Her gaze shifted to the Tesseract, held within a spectral S.H.I.E.L.D. facility. Asset: Space Stone. Risk: High but not impossible. Acquisition Priority: Deferred.

The Eye of Agamotto spun silently. Asset: Time Stone. Current Wielder: The Ancient One, a magic-user of unknown but clearly cosmic power. Implication: The magical world is larger than Britain. Kamar-Taj is a new, critical intelligence target. Risk: Too High. Incalculable. Acquisition Priority: Do not engage. Monitor.

Her focus darted from event to event, from artifact to artifact, her mind a silent whirlwind of calculation. Where to interfere? How much? What are the acceptable parameters for timeline deviation? What assets are worth the risk of revealing myself? She saw paths where she could save lives, only to have the timeline branch into an even greater catastrophe. She saw opportunities to seize power that would place her on a collision course with entities she was not yet ready to fight.

After what felt like an eternity of silent, high-speed processing, she arrived at the only logical conclusion. She could not act on most of this. Not now. For all her knowledge and power, she was still a child, constrained by her circumstances, her freedom of movement, her very identity. To make a move on this grand chessboard now would be a fatal, premature gambit.

She had been looking at the battles, but she needed to focus on the war.

With a final, decisive thought, she dismissed the massive, chaotic timeline with a wave of her hand. The glowing web of heroes, villains, and cosmic wars vanished, plunging the room back into darkness.

She turned and went over to her koala, sinking into its soft, familiar bulk. For a moment, she just breathed, finding a strange comfort in the mundane reality of the toy.

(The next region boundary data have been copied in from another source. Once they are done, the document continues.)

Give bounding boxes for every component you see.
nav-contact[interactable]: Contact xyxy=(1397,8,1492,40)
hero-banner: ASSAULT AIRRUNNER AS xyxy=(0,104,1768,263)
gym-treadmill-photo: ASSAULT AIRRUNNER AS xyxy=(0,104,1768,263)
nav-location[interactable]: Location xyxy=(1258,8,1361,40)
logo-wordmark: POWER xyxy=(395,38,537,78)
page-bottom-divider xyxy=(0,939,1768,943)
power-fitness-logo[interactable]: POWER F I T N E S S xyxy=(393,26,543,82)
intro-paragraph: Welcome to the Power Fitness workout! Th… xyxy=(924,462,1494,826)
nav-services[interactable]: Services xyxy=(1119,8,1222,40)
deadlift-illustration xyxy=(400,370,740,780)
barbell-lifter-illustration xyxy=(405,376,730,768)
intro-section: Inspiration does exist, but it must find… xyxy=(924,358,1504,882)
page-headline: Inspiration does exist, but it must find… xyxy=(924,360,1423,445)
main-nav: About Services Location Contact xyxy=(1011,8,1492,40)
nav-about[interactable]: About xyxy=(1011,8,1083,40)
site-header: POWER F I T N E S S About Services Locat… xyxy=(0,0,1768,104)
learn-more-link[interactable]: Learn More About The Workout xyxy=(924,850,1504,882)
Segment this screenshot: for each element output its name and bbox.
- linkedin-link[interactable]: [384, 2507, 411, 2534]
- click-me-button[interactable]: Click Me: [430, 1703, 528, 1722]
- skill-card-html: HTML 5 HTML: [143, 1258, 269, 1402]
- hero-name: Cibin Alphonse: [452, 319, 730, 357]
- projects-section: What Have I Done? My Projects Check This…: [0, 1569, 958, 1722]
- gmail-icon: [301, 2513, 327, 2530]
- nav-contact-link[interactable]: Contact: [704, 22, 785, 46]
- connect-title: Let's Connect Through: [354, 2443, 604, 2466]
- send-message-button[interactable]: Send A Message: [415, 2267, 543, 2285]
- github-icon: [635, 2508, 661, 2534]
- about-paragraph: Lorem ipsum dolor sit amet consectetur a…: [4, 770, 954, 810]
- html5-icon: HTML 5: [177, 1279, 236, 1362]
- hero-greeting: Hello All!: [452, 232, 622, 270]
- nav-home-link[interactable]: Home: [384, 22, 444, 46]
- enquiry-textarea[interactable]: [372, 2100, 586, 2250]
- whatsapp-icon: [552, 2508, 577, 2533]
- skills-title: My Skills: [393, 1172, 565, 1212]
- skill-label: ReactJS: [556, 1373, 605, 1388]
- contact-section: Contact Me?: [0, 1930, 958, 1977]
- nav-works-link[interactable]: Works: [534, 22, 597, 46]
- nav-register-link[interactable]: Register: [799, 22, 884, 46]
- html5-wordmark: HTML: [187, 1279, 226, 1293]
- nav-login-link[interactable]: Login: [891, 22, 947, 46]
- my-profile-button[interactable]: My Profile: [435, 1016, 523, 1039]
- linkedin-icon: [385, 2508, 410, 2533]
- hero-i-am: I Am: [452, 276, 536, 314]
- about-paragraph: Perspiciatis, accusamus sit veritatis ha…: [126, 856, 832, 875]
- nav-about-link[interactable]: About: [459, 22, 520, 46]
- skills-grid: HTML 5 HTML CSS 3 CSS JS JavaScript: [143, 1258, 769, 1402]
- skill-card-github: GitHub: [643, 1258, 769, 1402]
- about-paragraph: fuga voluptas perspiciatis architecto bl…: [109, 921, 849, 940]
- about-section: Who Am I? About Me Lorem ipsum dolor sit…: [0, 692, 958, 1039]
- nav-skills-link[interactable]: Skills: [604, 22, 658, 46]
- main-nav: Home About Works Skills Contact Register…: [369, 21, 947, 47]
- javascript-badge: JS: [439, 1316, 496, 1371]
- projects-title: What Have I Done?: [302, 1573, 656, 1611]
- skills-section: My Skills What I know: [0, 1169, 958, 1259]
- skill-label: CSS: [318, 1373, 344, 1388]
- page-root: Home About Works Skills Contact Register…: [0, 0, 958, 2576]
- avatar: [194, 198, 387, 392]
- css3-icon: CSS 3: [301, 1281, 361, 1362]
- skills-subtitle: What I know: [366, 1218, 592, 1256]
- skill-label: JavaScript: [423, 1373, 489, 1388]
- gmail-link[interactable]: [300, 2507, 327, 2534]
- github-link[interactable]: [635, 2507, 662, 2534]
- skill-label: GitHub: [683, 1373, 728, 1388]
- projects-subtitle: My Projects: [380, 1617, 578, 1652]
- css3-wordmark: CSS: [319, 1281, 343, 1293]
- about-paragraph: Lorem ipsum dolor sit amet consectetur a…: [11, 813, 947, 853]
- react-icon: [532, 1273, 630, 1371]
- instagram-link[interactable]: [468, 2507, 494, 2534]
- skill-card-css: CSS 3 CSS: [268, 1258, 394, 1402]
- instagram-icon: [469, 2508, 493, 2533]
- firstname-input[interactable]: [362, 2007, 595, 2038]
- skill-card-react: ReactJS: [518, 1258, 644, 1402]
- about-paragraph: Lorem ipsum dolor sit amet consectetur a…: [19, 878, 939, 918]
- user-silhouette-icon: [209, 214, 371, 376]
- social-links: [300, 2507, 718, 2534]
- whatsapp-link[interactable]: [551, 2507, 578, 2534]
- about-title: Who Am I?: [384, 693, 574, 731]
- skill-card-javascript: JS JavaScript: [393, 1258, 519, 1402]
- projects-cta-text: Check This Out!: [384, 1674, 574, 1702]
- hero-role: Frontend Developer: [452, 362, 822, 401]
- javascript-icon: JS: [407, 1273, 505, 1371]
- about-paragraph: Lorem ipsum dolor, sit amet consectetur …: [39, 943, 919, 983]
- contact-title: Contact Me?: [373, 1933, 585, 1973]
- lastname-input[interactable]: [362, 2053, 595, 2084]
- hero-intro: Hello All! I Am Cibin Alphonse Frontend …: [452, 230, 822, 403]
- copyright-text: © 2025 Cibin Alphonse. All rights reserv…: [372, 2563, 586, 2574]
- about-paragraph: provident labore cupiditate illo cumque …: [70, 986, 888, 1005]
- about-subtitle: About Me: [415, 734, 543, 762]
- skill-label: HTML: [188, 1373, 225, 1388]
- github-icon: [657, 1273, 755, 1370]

She stared into the empty space where the future had just been displayed, her mind now quiet, the frantic calculations ceasing.

Then, she raised a hand one last time.

A new illusion bloomed in the center of the room, replacing the infinitely complex timeline. It was simple.

Six points of coloured light, kernels with impossible power, arranged in a silent, rotating circle.

Space.

Time.

Reality.

Power.

Mind.

Soul.

The ultimate tools. The ultimate weapons. The ultimate prize.

This was the new prime directive. This was the end goal. Every action, every decision, every life taken or spared from this moment forward would be weighed against a single, overarching objective: the acquisition of the ultimate power of the Infinity Stones.